Big Data Patterns, Mechanisms > Storage Patterns > High Volume Binary Storage
High Volume Binary Storage (Buhler, Erl, Khattak)
How can a variety of unstructured data be stored in a scalable manner such that it can be randomly accessed based on a unique identifier?
A key-value NoSQL data is introduced within the Big Data platform. Such a database generally provides API-based access for inserting, selecting and deleting data without any support for partial updates, as the database has no inner knowledge about the structure of the data it stores. Such a NoSQL database is good for storing large amounts of data in its raw form because all of the data gets stored as a binary object. Furthermore, a key-value NoSQL database can also be utilized where the use case involves high-speed read and write operations.
Apart from a generic disk-based, NoSQL and key-value database, a memory-based storage device, such as a memory grid that provides key-value storage, can also be used to gain the same functionality with the added benefit of low latency data access.

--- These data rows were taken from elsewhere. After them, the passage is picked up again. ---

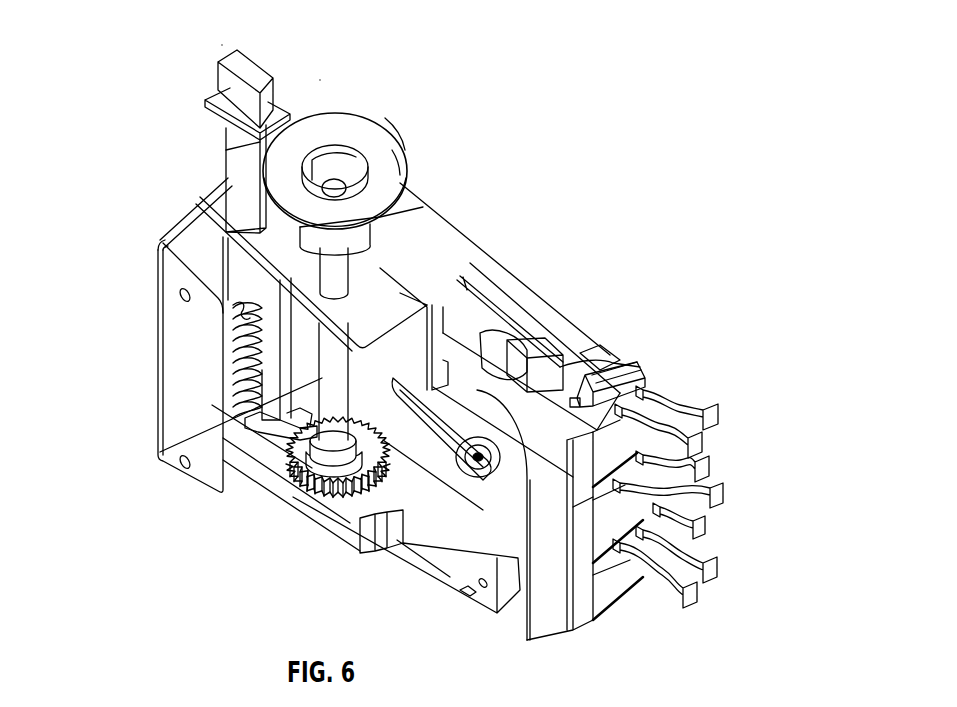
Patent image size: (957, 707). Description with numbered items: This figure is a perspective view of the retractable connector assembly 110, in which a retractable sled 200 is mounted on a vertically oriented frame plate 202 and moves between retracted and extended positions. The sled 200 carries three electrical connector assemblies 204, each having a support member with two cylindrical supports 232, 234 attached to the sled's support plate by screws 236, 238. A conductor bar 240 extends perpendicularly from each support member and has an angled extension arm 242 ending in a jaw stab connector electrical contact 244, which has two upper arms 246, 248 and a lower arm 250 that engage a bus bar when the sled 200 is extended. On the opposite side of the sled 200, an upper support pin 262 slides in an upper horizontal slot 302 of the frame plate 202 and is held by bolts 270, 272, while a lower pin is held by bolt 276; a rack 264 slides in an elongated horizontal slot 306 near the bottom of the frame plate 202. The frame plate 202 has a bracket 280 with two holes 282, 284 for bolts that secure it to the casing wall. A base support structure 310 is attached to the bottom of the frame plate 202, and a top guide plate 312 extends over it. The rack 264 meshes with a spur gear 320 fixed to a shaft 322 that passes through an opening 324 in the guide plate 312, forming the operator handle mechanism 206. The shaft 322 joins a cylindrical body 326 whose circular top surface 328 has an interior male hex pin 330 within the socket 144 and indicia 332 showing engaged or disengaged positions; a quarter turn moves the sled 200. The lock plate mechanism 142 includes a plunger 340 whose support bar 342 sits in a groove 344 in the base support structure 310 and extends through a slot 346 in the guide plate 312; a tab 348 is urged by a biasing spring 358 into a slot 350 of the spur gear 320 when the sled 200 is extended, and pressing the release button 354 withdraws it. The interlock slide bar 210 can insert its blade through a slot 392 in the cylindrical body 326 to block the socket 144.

The retractable connector assembly 110 is at (322, 78).
The lock plate mechanism 142 is at (220, 43).
The socket 144 is at (346, 150).
The retractable sled 200 is at (687, 583).
The frame plate 202 is at (573, 507).
The electrical connector assembly 204 is at (643, 368).
The operator handle mechanism 206 is at (385, 118).
The interlock slide bar 210 is at (693, 513).
The cylindrical support 232 is at (610, 360).
The cylindrical support 234 is at (480, 325).
The screw 236 is at (543, 338).
The screw 238 is at (485, 290).
The conductor bar 240 is at (580, 352).
The angled extension arm 242 is at (633, 358).
The jaw stab connector electrical contact 244 is at (700, 407).
The upper arm 246 is at (673, 440).
The upper arm 248 is at (693, 453).
The lower arm 250 is at (693, 470).
The upper support pin 262 is at (712, 565).
The rack 264 is at (363, 550).
The bolt 270 is at (413, 293).
The bolt 272 is at (593, 560).
The bolt 276 is at (470, 596).
The bracket 280 is at (180, 400).
The hole 282 is at (178, 294).
The hole 284 is at (180, 464).
The upper horizontal slot 302 is at (385, 530).
The elongated horizontal slot 306 is at (460, 550).
The base support structure 310 is at (520, 600).
The top guide plate 312 is at (228, 234).
The spur gear 320 is at (383, 497).
The shaft 322 is at (160, 452).
The opening 324 is at (158, 243).
The cylindrical body 326 is at (423, 207).
The circular top surface 328 is at (322, 120).
The male hex pin 330 is at (243, 146).
The indicia 332 is at (304, 180).
The plunger 340 is at (232, 150).
The support bar 342 is at (234, 380).
The groove 344 is at (267, 425).
The slot 346 is at (210, 222).
The tab 348 is at (225, 488).
The slot 350 is at (282, 420).
The release button 354 is at (215, 85).
The biasing spring 358 is at (232, 357).
The slot 392 is at (392, 151).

It should be noted that the application of the High Volume Binary Storage pattern delegates the responsibility of interpreting (serialization/deserialization) the data to the client that reads the data. Hence, the successful read of the data by any client requires knowledge about the nature of the data being stored. Also, as the access is only possible via the key, some logical key naming nomenclature may need to be implemented for quick retrieval of the required data units.
A contemporary database solution is implemented that supports scaling out and stores data as a binary large object (BLOB) that can be accessed based on an identifier.
- A user tries to import a very large binary file into a key-value NoSQL database.
- The operation succeeds and the database assigns a key to the stored file.
- The user later requests the database for data with the same key.
- The previously stored, very large binary file is returned to the user in its original format.